Do UOL, em São Paulo

04/03/2021 04h00

Cuca não foi o único condenado da acusação de ter participado de ato sexual com uma menina de 13 anos, em 1987. À época, estavam com ele outros três jogadores do Grêmio, que participaram do ato em um quarto de hotel da cidade de Berna, na Suíça. O UOL Esporte ouviu dois deles, que se recusaram a falar longamente sobre o assunto.

"Não tenho nada para falar sobre isso. Já faz muito tempo, e eu prefiro que fique no esquecimento do que ficarem lembrando esta situação. Já faz muito tempo que isso se passou, e não tenho nada para declarar", disse de forma breve o ex-goleiro Eduardo Hamester.

O ex-zagueiro Henrique Etges foi ainda mais breve. "Não estou interessado neste assunto, não. Muita gente já me ligou, mas isso já passou. Não estou interessado, não. Sinto muito, mas não posso falar", afirmou.

Os dois, assim como Cuca e um quarto envolvido, Fernando Castoldi, foram acusados de estuprar a garota Sandra Pfäffli, mas a Justiça da Suíça entendeu que não houve violência. Eles foram condenados com base no artigo 187 do Código Penal do país, que prevê pena de até cinco anos a quem "se envolva em um ato sexual com uma criança menor de 16 anos, ou incite a criança a cometer tal atividade ou envolva uma criança em um ato sexual". O artigo faz parte da seção "Atos sexuais com pessoas dependentes".

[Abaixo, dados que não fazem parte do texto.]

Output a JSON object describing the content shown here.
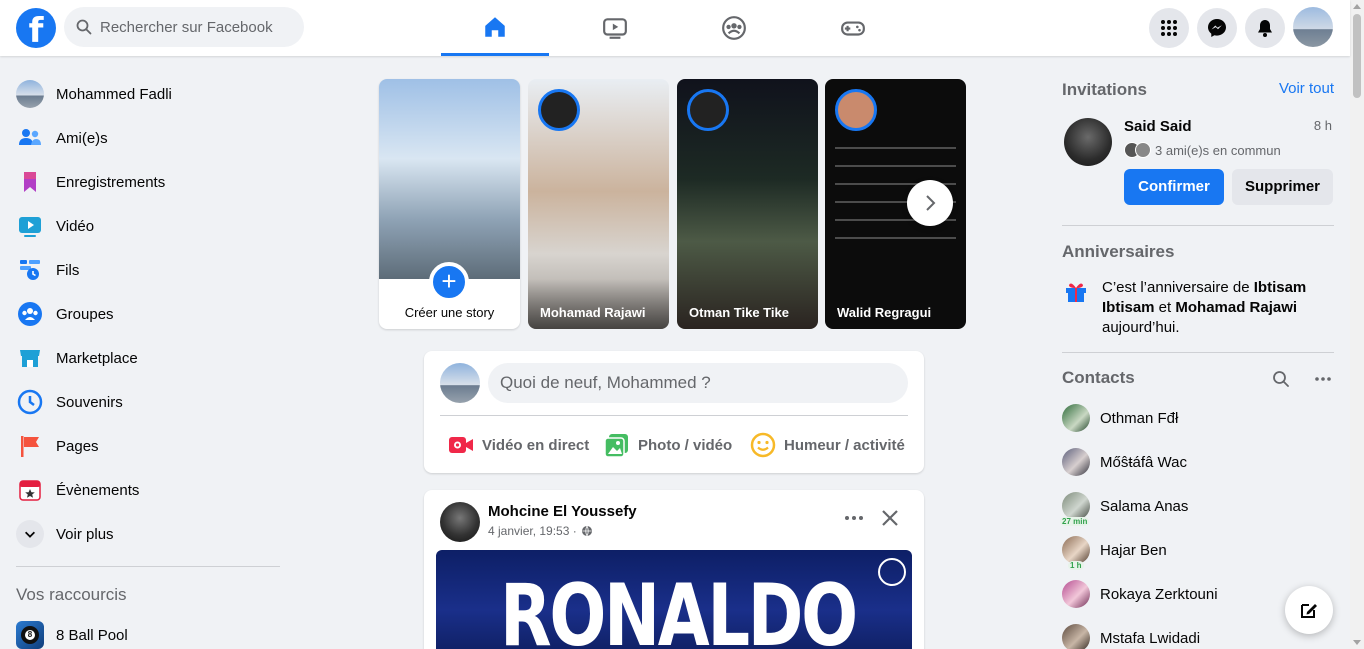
{
  "search": {
    "placeholder": "Rechercher sur Facebook"
  },
  "nav": {
    "tabs": [
      "Accueil",
      "Watch",
      "Groupes",
      "Gaming"
    ]
  },
  "user": {
    "name": "Mohammed Fadli"
  },
  "sidebar": {
    "items": [
      {
        "label": "Mohammed Fadli",
        "icon": "avatar"
      },
      {
        "label": "Ami(e)s",
        "icon": "friends-icon"
      },
      {
        "label": "Enregistrements",
        "icon": "bookmark-icon"
      },
      {
        "label": "Vidéo",
        "icon": "video-icon"
      },
      {
        "label": "Fils",
        "icon": "feeds-icon"
      },
      {
        "label": "Groupes",
        "icon": "groups-icon"
      },
      {
        "label": "Marketplace",
        "icon": "marketplace-icon"
      },
      {
        "label": "Souvenirs",
        "icon": "clock-icon"
      },
      {
        "label": "Pages",
        "icon": "flag-icon"
      },
      {
        "label": "Évènements",
        "icon": "calendar-icon"
      },
      {
        "label": "Voir plus",
        "icon": "chevron-down-icon"
      }
    ],
    "shortcuts_title": "Vos raccourcis",
    "shortcuts": [
      {
        "label": "8 Ball Pool",
        "icon": "eight-ball-icon"
      }
    ]
  },
  "stories": {
    "create_label": "Créer une story",
    "items": [
      {
        "name": "Mohamad Rajawi"
      },
      {
        "name": "Otman Tike Tike"
      },
      {
        "name": "Walid Regragui"
      }
    ]
  },
  "composer": {
    "prompt": "Quoi de neuf, Mohammed ?",
    "actions": [
      "Vidéo en direct",
      "Photo / vidéo",
      "Humeur / activité"
    ]
  },
  "post": {
    "author": "Mohcine El Youssefy",
    "time": "4 janvier, 19:53 ·",
    "banner_text": "RONALDO"
  },
  "invitations": {
    "title": "Invitations",
    "see_all": "Voir tout",
    "name": "Said Said",
    "time": "8 h",
    "mutual": "3 ami(e)s en commun",
    "confirm": "Confirmer",
    "delete": "Supprimer"
  },
  "birthdays": {
    "title": "Anniversaires",
    "prefix": "C’est l’anniversaire de ",
    "name1": "Ibtisam Ibtisam",
    "middle": " et ",
    "name2": "Mohamad Rajawi",
    "suffix": " aujourd’hui."
  },
  "contacts": {
    "title": "Contacts",
    "items": [
      {
        "name": "Othman Fđł",
        "badge": ""
      },
      {
        "name": "Mőŝŧáfâ Wac",
        "badge": ""
      },
      {
        "name": "Salama Anas",
        "badge": "27 min"
      },
      {
        "name": "Hajar Ben",
        "badge": "1 h"
      },
      {
        "name": "Rokaya Zerktouni",
        "badge": ""
      },
      {
        "name": "Mstafa Lwidadi",
        "badge": ""
      }
    ]
  },
  "colors": {
    "brand": "#1877f2",
    "background": "#f0f2f5"
  }
}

Na época, Eduardo Hamester, Henrique Etges e Cuca foram condenados a 15 meses de prisão e também ao pagamento de US$ 8 mil cada. O quarto envolvido no caso, Fernando Castoldi, foi considerado cúmplice do crime e por isso teve pena e multa menores (três meses e U$ 4 mil, respectivamente). Nenhum deles jamais cumpriu a pena. O UOL Esporte não conseguiu contato com Castoldi.

Em 1987, eles falaram sobre o caso

As declarações sucintas de Eduardo e Henrique não combinam com a desenvoltura com que falaram sobre o caso para a revista Placar, ainda em 1987, cerca de um mês após pagarem fiança e voltarem ao Brasil. Na edição de outubro daquele ano, eles aparecem sorridentes.

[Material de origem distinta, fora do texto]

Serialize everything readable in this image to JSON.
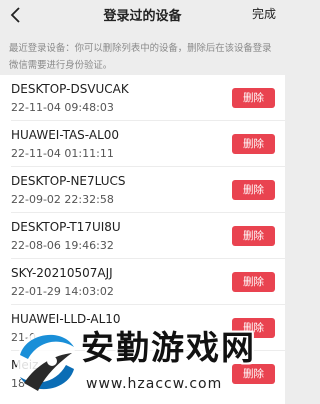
{
  "header": {
    "title": "登录过的设备",
    "done_label": "完成"
  },
  "description": "最近登录设备：你可以删除列表中的设备，删除后在该设备登录微信需要进行身份验证。",
  "devices": [
    {
      "name": "DESKTOP-DSVUCAK",
      "time": "22-11-04 09:48:03",
      "delete_label": "删除"
    },
    {
      "name": "HUAWEI-TAS-AL00",
      "time": "22-11-04 01:11:11",
      "delete_label": "删除"
    },
    {
      "name": "DESKTOP-NE7LUCS",
      "time": "22-09-02 22:32:58",
      "delete_label": "删除"
    },
    {
      "name": "DESKTOP-T17UI8U",
      "time": "22-08-06 19:46:32",
      "delete_label": "删除"
    },
    {
      "name": "SKY-20210507AJJ",
      "time": "22-01-29 14:03:02",
      "delete_label": "删除"
    },
    {
      "name": "HUAWEI-LLD-AL10",
      "time": "21-0",
      "delete_label": "删除"
    },
    {
      "name": "Meiz",
      "time": "18-0",
      "delete_label": "删除"
    }
  ],
  "watermark": {
    "title": "安勤游戏网",
    "url": "www.hzaccw.com"
  },
  "colors": {
    "delete_button": "#e94350",
    "background": "#ededed",
    "list_background": "#ffffff"
  }
}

"Antes, eu era um gurizão, quieto mas desatento. Agora, me sinto mais sereno e até mais aberto", afirmou Eduardo Hamester, na ocasião, aos 22 anos, querendo dizer que o ocorrido de alguma forma o ajudou a amadurecer. "Sempre ouvia dizer que as pessoas crescem com as dificuldades. Agora acho que compreendemos isso", completou.

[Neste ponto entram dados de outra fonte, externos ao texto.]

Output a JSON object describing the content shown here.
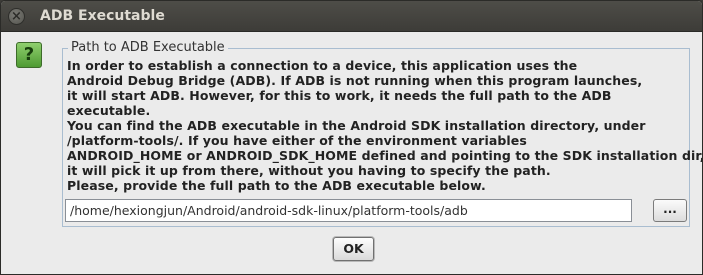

Já Fernando Castoldi disse que os familiares "não tocavam no assunto", ao que Henrique completou: "E quando isso é inevitável, comentam em tom de brincadeira". Cuca dizia que a mulher Rejane e os sogros "acharam que recebemos uma punição severa demais pela falta que cometemos".

O depoimento de Cuca

No início da semana, em depoimento ao blog da Marília Ruiz no UOL Esporte, Cuca disse que é inocente.

"Não fui julgado e culpado", disse o treinador, que na verdade foi, sim, considerado culpado e por isso condenado a 15 meses de prisão por ter relação sexual com a menina de 13 anos. "Fui julgado à revelia, não estava mais no Grêmio quando houve esse julgamento com os outros rapazes. É uma coisa que eu tenho uma lembrança muito vaga, até porque não houve nada. Não houve estupro como falam, como dizem as coisas. Houve uma condenação por ter uma menor adentrado o quarto. Simplesmente isso. Não houve abuso sexual, [não houve] tentativa de abuso ou coisa assim", afirmou.